Given your earlier comment, I was assuming that this statement was intended as a criticism of such policies.
While the word "inentive" is obviously missing a "c" and it should have read "incentive," I did mean to use the word bound. It is used in the sense of a limit. It might have been clearer if I used the more common plural "bounds" instead. So, let me rephrase that.
Competition ensures that businesses will eventually pay a price for not properly fulfilling the demands of customers. For example, while it might be the case that engineers and designers working for car manufacturers such as Ford make decisions about how to modulate safety, comfort, space, style and more when building new cars, the truth is that they aren't the real boss here. Consummers are the boss. Try as they might, you cannot sell cars, trucks and SUVs to people by force; it has to fit the demands of consummers. As long as those consummers have some kind of outside option, this becomes a very serious problem for Ford: well, you can also buy from General Motors, Honda, Toyota, Kia, etc. So, the fact that they are after profits ends up playing in your favor. They have every motivation on Earth to provide people with something that comes as close as possible as matching all of their demands, possibly even demands they didn't even know they had, and to do it at the best price possible.

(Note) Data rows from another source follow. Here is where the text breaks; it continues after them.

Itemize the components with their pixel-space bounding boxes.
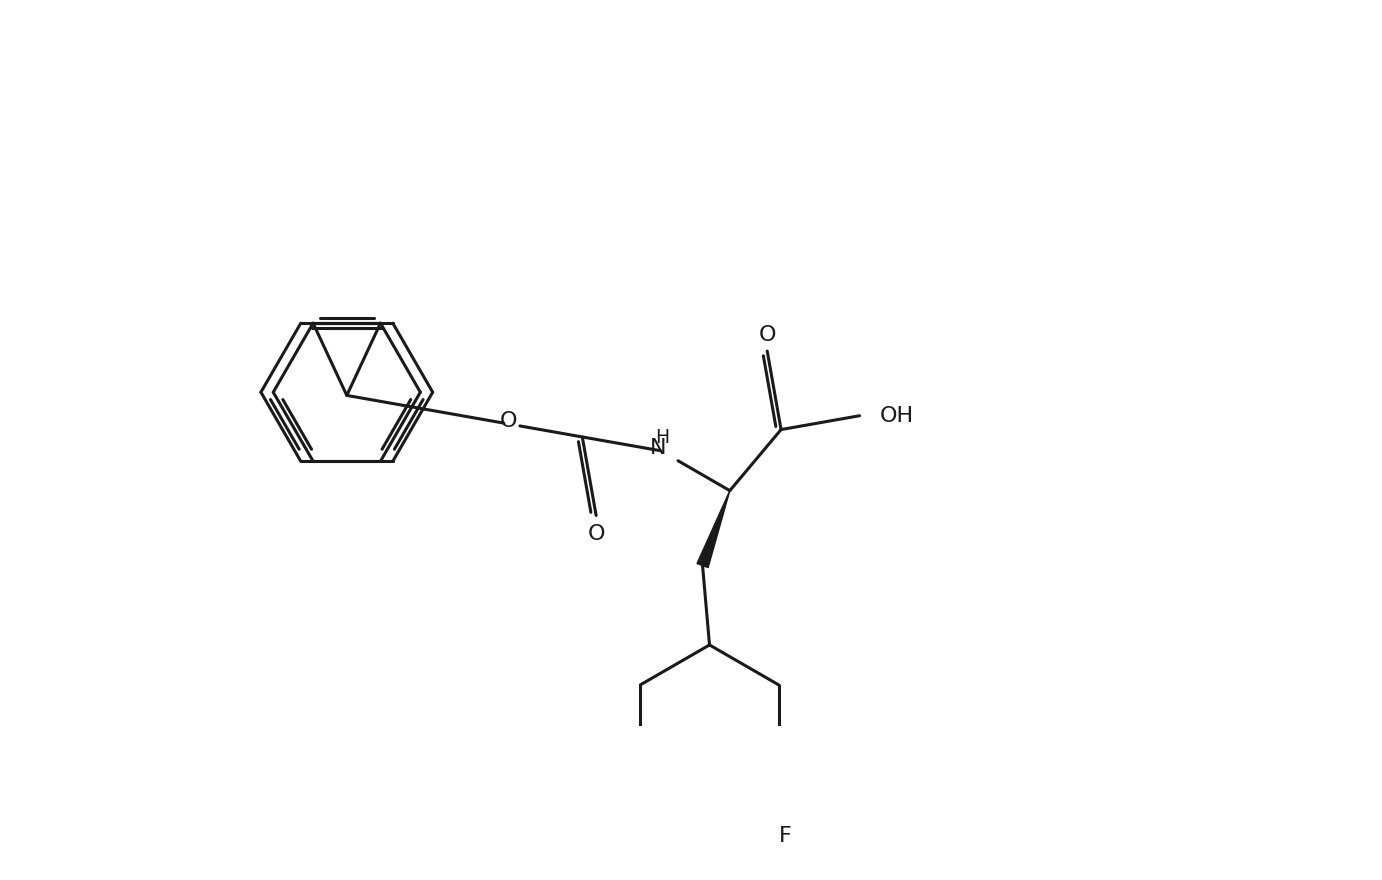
- Text: O: O: [587, 524, 605, 545]
- Text: OH: OH: [879, 406, 914, 426]
- Text: O: O: [499, 411, 517, 431]
- Text: H: H: [655, 428, 670, 447]
- Polygon shape: [697, 491, 730, 568]
- Text: N: N: [650, 438, 666, 458]
- Text: F: F: [779, 826, 792, 847]
- Text: O: O: [759, 325, 775, 345]
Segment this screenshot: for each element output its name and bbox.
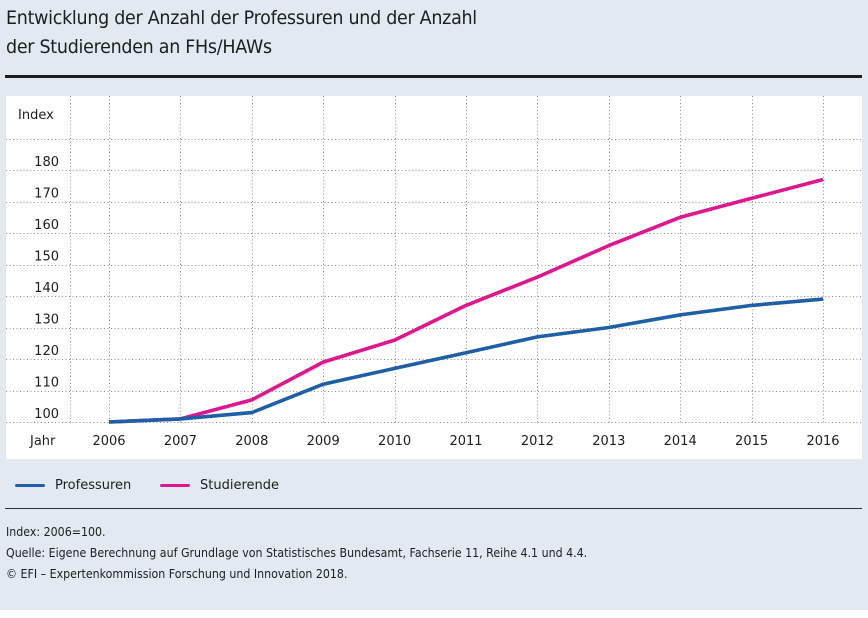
x-tick-label-2006: 2006 (92, 434, 125, 449)
x-tick-label-2013: 2013 (592, 434, 625, 449)
footer-rule (5, 508, 862, 509)
y-axis-label: Index (18, 108, 54, 123)
y-tick-label-180: 180 (34, 155, 59, 170)
plot-area (6, 96, 862, 459)
x-tick-label-2016: 2016 (806, 434, 839, 449)
x-tick-label-2014: 2014 (664, 434, 697, 449)
y-tick-label-170: 170 (34, 187, 59, 202)
y-tick-label-100: 100 (34, 407, 59, 422)
legend-item-studierende: Studierende (160, 474, 279, 496)
note-copyright: © EFI – Expertenkommission Forschung und… (6, 567, 348, 581)
legend-label-studierende: Studierende (200, 477, 279, 493)
legend-swatch-studierende (160, 483, 190, 487)
chart-title-line-2: der Studierenden an FHs/HAWs (6, 36, 272, 58)
legend-label-professuren: Professuren (55, 477, 132, 493)
axis-labels: Index Jahr 100 110 120 130 140 150 160 170 180 20… (18, 108, 840, 449)
chart-title: Entwicklung der Anzahl der Professuren u… (6, 4, 779, 62)
legend: Professuren Studierende (0, 474, 868, 496)
x-tick-label-2009: 2009 (307, 434, 340, 449)
note-index: Index: 2006=100. (6, 525, 106, 539)
chart-title-line-1: Entwicklung der Anzahl der Professuren u… (6, 7, 477, 29)
series-lines (108, 177, 824, 424)
y-tick-label-140: 140 (34, 281, 59, 296)
x-tick-label-2007: 2007 (164, 434, 197, 449)
gridlines (6, 96, 862, 424)
title-rule (5, 75, 862, 78)
legend-item-professuren: Professuren (15, 474, 131, 496)
y-tick-label-130: 130 (34, 313, 59, 328)
x-tick-label-2011: 2011 (449, 434, 482, 449)
x-axis-label: Jahr (29, 434, 56, 449)
y-tick-label-150: 150 (34, 250, 59, 265)
x-tick-label-2010: 2010 (378, 434, 411, 449)
series-line-professuren (108, 297, 824, 424)
x-tick-label-2015: 2015 (735, 434, 768, 449)
y-tick-label-110: 110 (34, 376, 59, 391)
chart-notes: Index: 2006=100. Quelle: Eigene Berechnu… (6, 522, 587, 585)
x-tick-label-2008: 2008 (235, 434, 268, 449)
y-tick-label-160: 160 (34, 218, 59, 233)
legend-swatch-professuren (15, 483, 45, 487)
x-tick-label-2012: 2012 (521, 434, 554, 449)
y-tick-label-120: 120 (34, 344, 59, 359)
series-line-studierende (108, 177, 824, 424)
note-source: Quelle: Eigene Berechnung auf Grundlage … (6, 546, 588, 560)
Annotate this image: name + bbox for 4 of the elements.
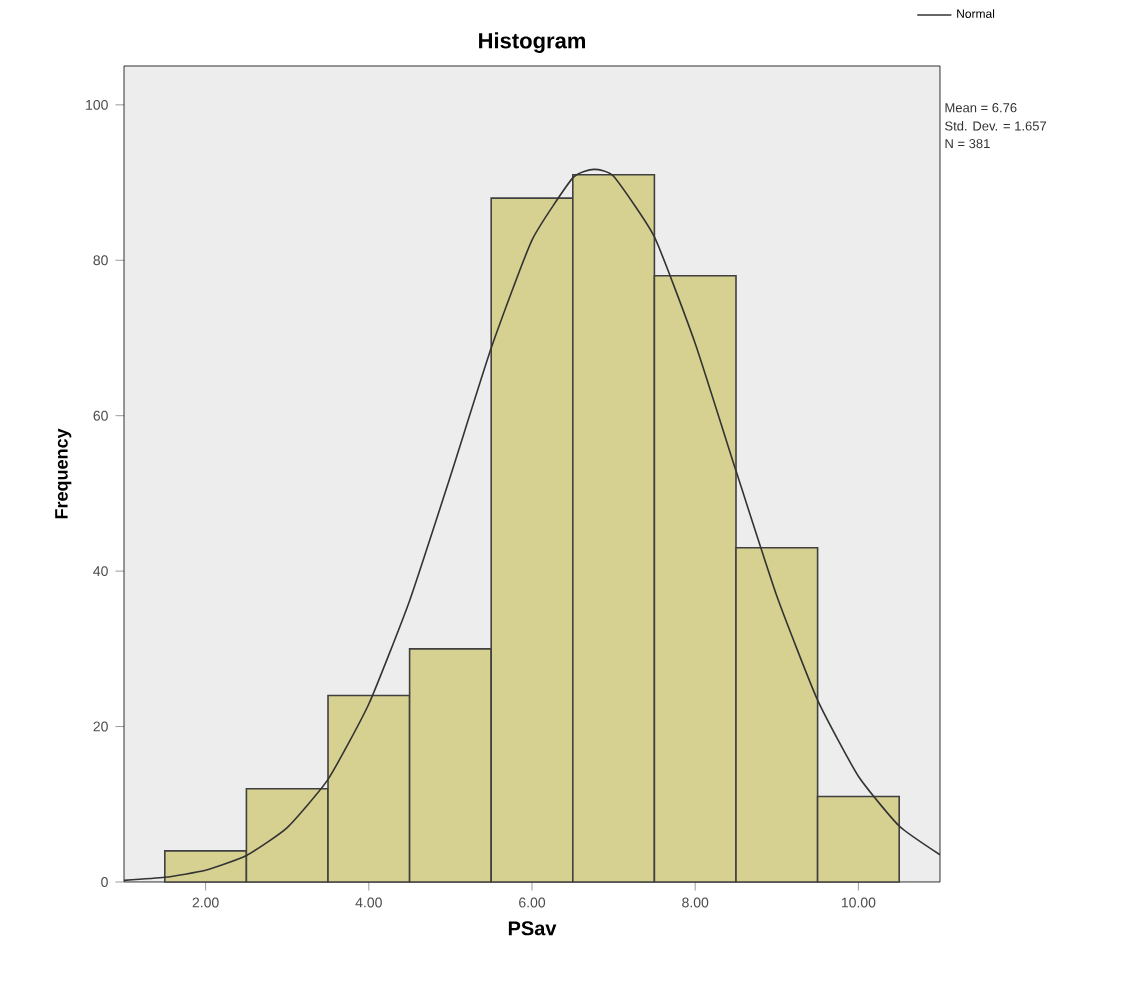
chart-title: Histogram <box>479 32 586 53</box>
x-axis-title: PSav <box>508 921 557 936</box>
y-axis-title: Frequency <box>55 428 72 519</box>
line-series <box>123 168 941 882</box>
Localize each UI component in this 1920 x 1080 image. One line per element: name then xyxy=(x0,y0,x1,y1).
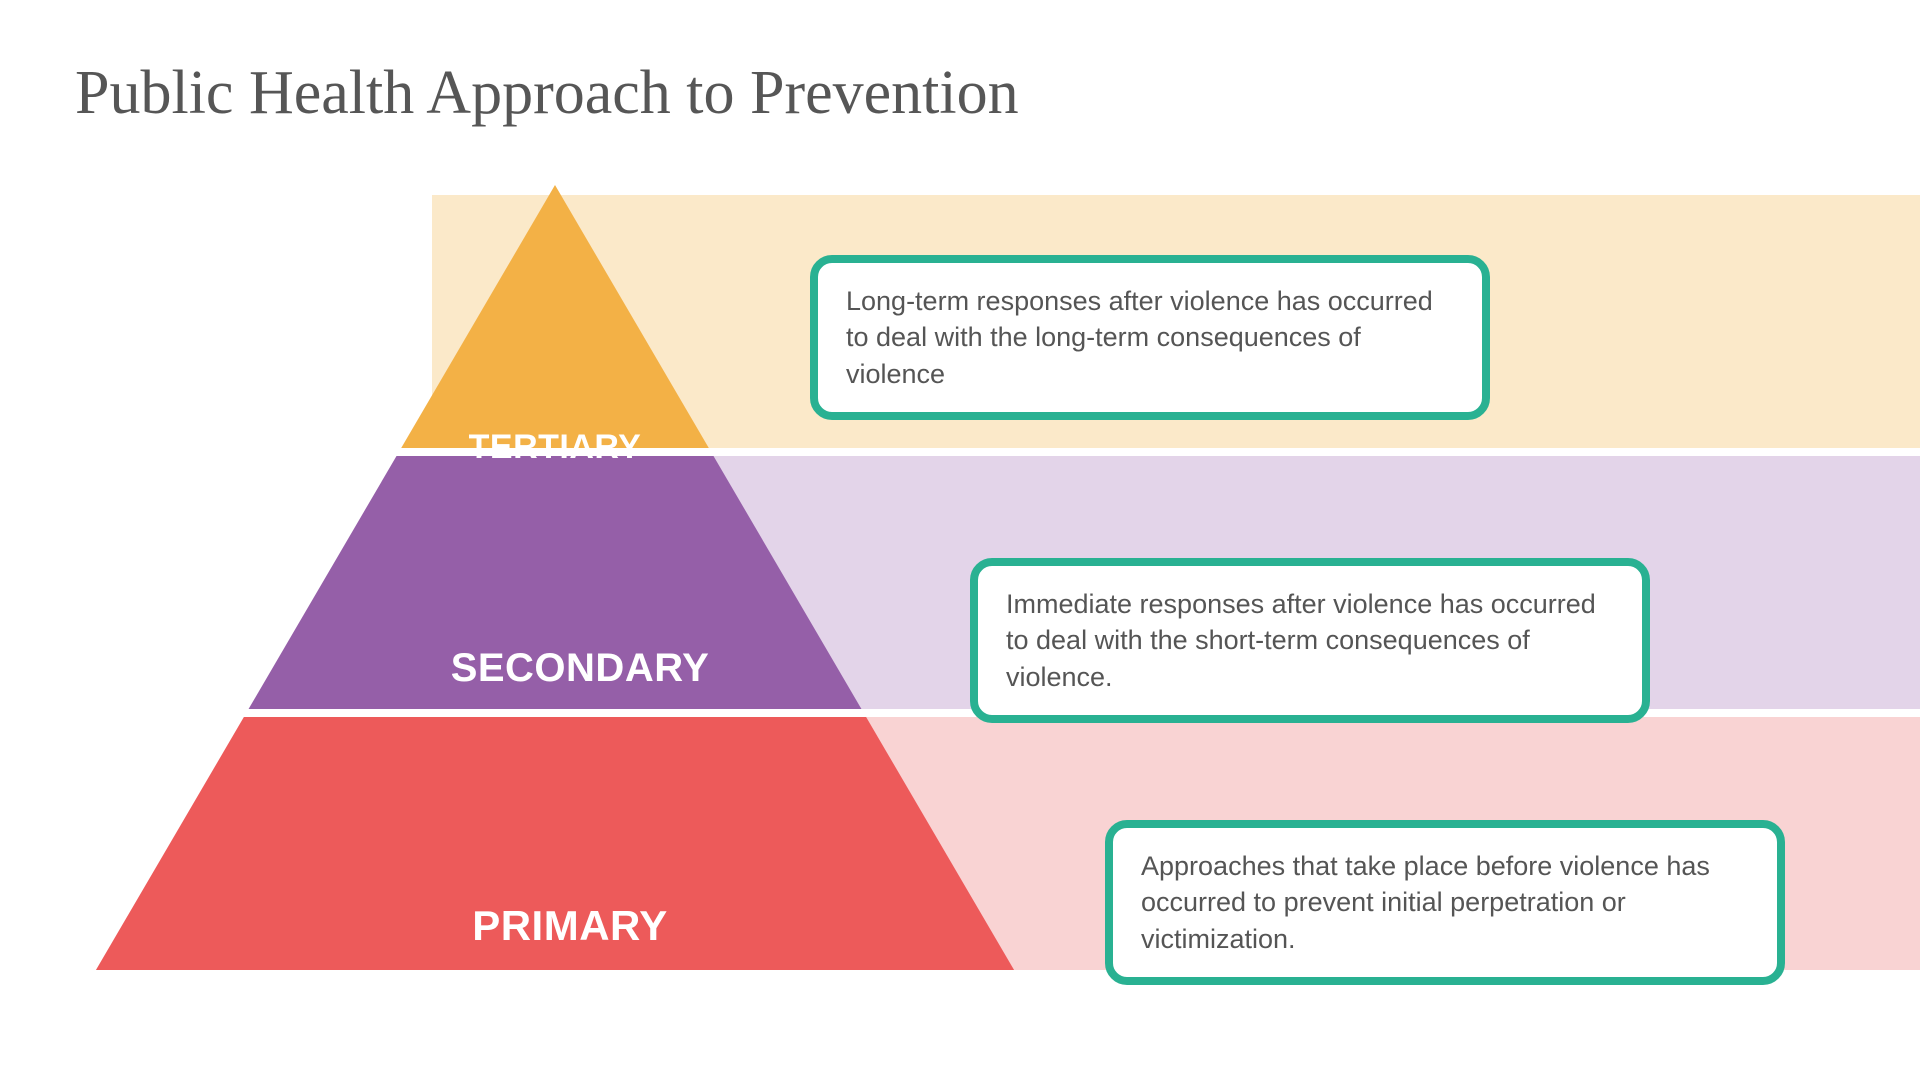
slide: Public Health Approach to Prevention TER… xyxy=(0,0,1920,1080)
tier-label-tertiary: TERTIARY xyxy=(430,428,680,467)
callout-secondary: Immediate responses after violence has o… xyxy=(970,558,1650,723)
page-title: Public Health Approach to Prevention xyxy=(75,58,1019,129)
callout-tertiary: Long-term responses after violence has o… xyxy=(810,255,1490,420)
tier-label-primary: PRIMARY xyxy=(440,902,700,950)
callout-primary: Approaches that take place before violen… xyxy=(1105,820,1785,985)
tier-label-secondary: SECONDARY xyxy=(420,646,740,691)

Now, none of the above is true of governments. Bureaucratic organizations do not benefit from providing you with exceptional service, nor do they benefit from making sure they are as cheap as possible to run for tax payers. In many cases, the incentives are actually quite perverse. Imagine that you task a governmental agency with deterring discrimination and encouraging the participation of a plurality of individuals in the labor market. That would be the job of the EEOC in the United States. What should the EEOC be doing? Ideally, we would like the EEOC to do such a good job as to put itself out of business... But, in reality, the political and social influence of managers and the jobs of hundreds of people hinge on the agency neither being disbanded, nor reduced. So, what you should expect from the EEOC is that it will always exaggerates the need for its services... If discrimination isn't happening on a grand scale, we'll expand the definition of discrimination; and if even this isn't enough, we will bully people into settling out of courts to use their settlements as evidence of rampant discrimination.
The mangement and the employees of the EEOC can profit from doing everything you wouldn't want them to do and, obviously, they can profit from exaggerating the amount of funds they need. Virtually none of what they do or of what they say can be trusted because there is a clear conflict of interest at play here -- and that's generally the incentives faced by bureaucratic organizations.